A largely commercial model, out of the box the revolver was meant to look handsome with nickel plated finish and checkered walnut grips.  The MDH sold through German mail order houses, allowing the company to use all available German shipping routes to penetrate the African and Indonesian markets initially and ultimately to facilitate distribution on all Continents.

In this sense (the business sense) the team of Henrion Dassy & Heuschen were very clever.  With an innovative product that worked as advertised already in their pockets, all they had to do was concentrate on selling the name—and why limit yourself to one name? The same gun was baptized under a series of outlandish brand names using Mail Order catalogues—the equivalent of the Internet in 1890s, but with no background checks on sales, in fact no red tape what so ever.  Just ship the revolvers and let the money roll in.   

The HDH wasn’t even their first foray into mass marketing. Initially HDH tested their Mail Order marketing experiment in Europe with their version of a ‘Vélo-dog’ style pistol, just a blatant knock off of C.F. Galand of Paris’ pocket revolvers. HDH called their version the Puppy, and it was a fairly well constructed compact 6-shot revolver. They targeted their mail order campaigns by language across Europe and made a small fortune.
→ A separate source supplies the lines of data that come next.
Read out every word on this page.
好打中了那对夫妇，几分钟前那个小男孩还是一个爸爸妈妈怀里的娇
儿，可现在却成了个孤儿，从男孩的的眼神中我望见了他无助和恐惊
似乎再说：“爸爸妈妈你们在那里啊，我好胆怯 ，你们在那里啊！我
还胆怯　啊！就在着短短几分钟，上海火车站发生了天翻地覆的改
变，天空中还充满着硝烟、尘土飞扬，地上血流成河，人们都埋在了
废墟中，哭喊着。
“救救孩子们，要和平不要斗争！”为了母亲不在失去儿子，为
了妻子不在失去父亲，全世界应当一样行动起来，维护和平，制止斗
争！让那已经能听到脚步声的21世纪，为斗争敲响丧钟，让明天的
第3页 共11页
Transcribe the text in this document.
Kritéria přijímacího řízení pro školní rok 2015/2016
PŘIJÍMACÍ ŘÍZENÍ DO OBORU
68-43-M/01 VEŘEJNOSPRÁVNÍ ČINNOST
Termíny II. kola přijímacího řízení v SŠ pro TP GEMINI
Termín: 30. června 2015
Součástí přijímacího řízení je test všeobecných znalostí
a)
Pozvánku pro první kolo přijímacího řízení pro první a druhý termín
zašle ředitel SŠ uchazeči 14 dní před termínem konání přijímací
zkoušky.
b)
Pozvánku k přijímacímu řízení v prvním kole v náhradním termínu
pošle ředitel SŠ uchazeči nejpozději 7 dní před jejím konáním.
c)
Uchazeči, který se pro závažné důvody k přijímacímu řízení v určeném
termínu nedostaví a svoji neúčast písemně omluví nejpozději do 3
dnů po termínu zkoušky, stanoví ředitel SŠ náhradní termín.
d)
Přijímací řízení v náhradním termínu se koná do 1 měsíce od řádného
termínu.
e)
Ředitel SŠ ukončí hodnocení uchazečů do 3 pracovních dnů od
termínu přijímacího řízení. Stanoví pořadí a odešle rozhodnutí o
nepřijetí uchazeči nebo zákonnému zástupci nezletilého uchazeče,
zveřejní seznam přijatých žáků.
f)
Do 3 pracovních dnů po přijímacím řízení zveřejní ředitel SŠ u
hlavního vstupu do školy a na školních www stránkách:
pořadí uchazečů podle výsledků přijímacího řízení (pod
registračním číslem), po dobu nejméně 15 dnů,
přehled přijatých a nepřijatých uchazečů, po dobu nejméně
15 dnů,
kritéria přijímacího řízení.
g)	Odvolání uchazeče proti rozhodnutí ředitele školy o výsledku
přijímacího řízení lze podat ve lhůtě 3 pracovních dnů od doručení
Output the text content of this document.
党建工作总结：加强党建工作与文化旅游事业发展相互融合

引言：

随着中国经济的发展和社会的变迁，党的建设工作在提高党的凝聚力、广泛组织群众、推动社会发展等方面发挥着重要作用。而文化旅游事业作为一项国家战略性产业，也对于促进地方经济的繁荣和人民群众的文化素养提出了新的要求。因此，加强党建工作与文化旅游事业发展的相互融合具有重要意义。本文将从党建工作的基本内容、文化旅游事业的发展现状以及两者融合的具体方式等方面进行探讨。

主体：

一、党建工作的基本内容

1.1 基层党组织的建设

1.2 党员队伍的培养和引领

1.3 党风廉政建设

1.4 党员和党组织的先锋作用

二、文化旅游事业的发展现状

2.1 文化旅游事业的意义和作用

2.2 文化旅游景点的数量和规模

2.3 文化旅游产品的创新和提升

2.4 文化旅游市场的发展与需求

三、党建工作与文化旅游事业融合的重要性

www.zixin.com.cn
As it turned out, a peculiar phenomenon had developed in Europe amongst bicyclists (another novel device taking off in popularity at the time) many of whom had taken to carrying small, portable revolvers with them on long rides. At the time it was deemed perfectly acceptable to shoot an attacking dog (hence the name) and there were even humane  pepper cartridges in case you didn’t want to nail du chien bâtard in the face with lead.

The Puppy verified HDHs marketing model, and with a copied weapon, they ramped up production and then introduced their patented 20 shot revolvers through Mail Order to world wide appeal. They were manufactured from 1893 to 1910 by HDH and even then still generating profit under licence until 1928—a long production life for a novelty weapon of that era.

This revolver is something in and of itself but the marketing savvy and market timing employed by Henrion Dassy & Heuschen makes it a must purchase for collectors worldwide, as well as an early MBA case study.  Original examples range in price anywhere from the $6000 to $10,000.